Sistema carcerário brasileiro: problemas e soluções

Enviada em 17/08/2020

Na série “carcereiros”, são abordados os problemas enraizados do sistema penitenciário brasileiro, ao qual os policiais responsáveis pela escolta presenciam, dentre outros, o tráfico de drogas, a morte de detentos e ameaças às suas famílias. Paralelamente a isso, a realidade nas prisões brasileiras se mostra prejudicial aos presidiários, os quais, lamentavelmente, estão sujeitos à ameaças, superlotação das celas, abusos físicos e psicológicos, além da não reinserção social ao deixar as prisões. Por isso, para melhor entendimento acerca dos problemas do sistema carcerário brasileiro, cabe a analise dos reflexos da desigualdade social e do preconceito da sociedade na ressocialização dos detentos.

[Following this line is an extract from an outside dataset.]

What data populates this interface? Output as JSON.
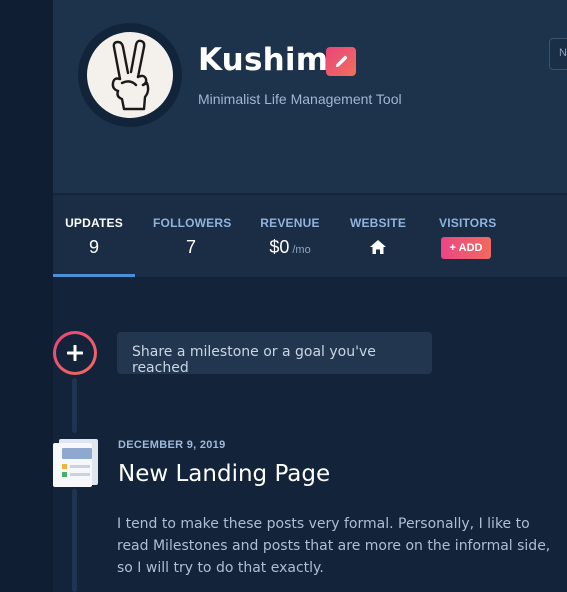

Em primeiro plano, cabe destacar que a superlotação das prisões e grande parte dos inúmeros defeitos do sistema carcerário brasileiro são reflexos da desigualdade social instituída no Brasil. Dessa forma, apesar de, de acordo com uma lei presente na Carta Magna, todos serem iguais perante a lei, essa não demonstra a realidade brasileira, sendo a nociva desigualdade social reflexo do processo escravista e, portanto, a maioria dos indivíduos privados de liberdade no Brasil, são pobres e negros, visto que os ricos conseguem pagar para respondem em liberdade no sistema domiciliar. Com isso, cabe ao estado o investimento em educação, visando a minimização das desigualdades sociais e, como consequência disso, a queda da criminalidade e da superlotação dos presidios.

Por conseguinte, é importante ressaltar que os detentos, ao reconquistarem sua liberdade, são submetidos ao preconceito social ao tentar reingressar no mercado de trabalho, retornando muitos ao crime. Assim, segundo o político inglês Clement Attlee, a democracia é a lei da maioria respeitando os direitos da minoria, sendo assim, pode-se afirmar que a ampliação das oportunidades para esses indivíduos é um ato democrático e a discriminação contra grupos marginalizados é danosa à sociedade, além de ser crime garantido na Constituição Federal. Diante disso, é urgente a criação, por parte do governo, de uma lei que amplie as vagas de emprego para ex-presidiários, além de lhes disponibilizar tratamento psicológico, minimizando o preconceito contra esses indivíduos e a criminalidade no Brasil.

Portanto, é mister que o Estado tome providencias para amenizar os problemas do sistema penitenciário no Brasil. Para a minimização das desigualdades e da discriminação social, urge que o Ministério da Justiça - responsável por garantir a segurança e fiscalizar as cadeias brasileiras - invista, por meio de verbas governamentais, em uma lei que restrinja a superlotação dos presidios e assegure a ressocialização dos ex-detentos, assim como o investimento do Ministério da Educação na qualificação dos professores, com a finalidade de minimizar os reflexos da desigualdade social e ressocializar os detentos, evitando que a triste realidade retratada na série carcereiros se repita.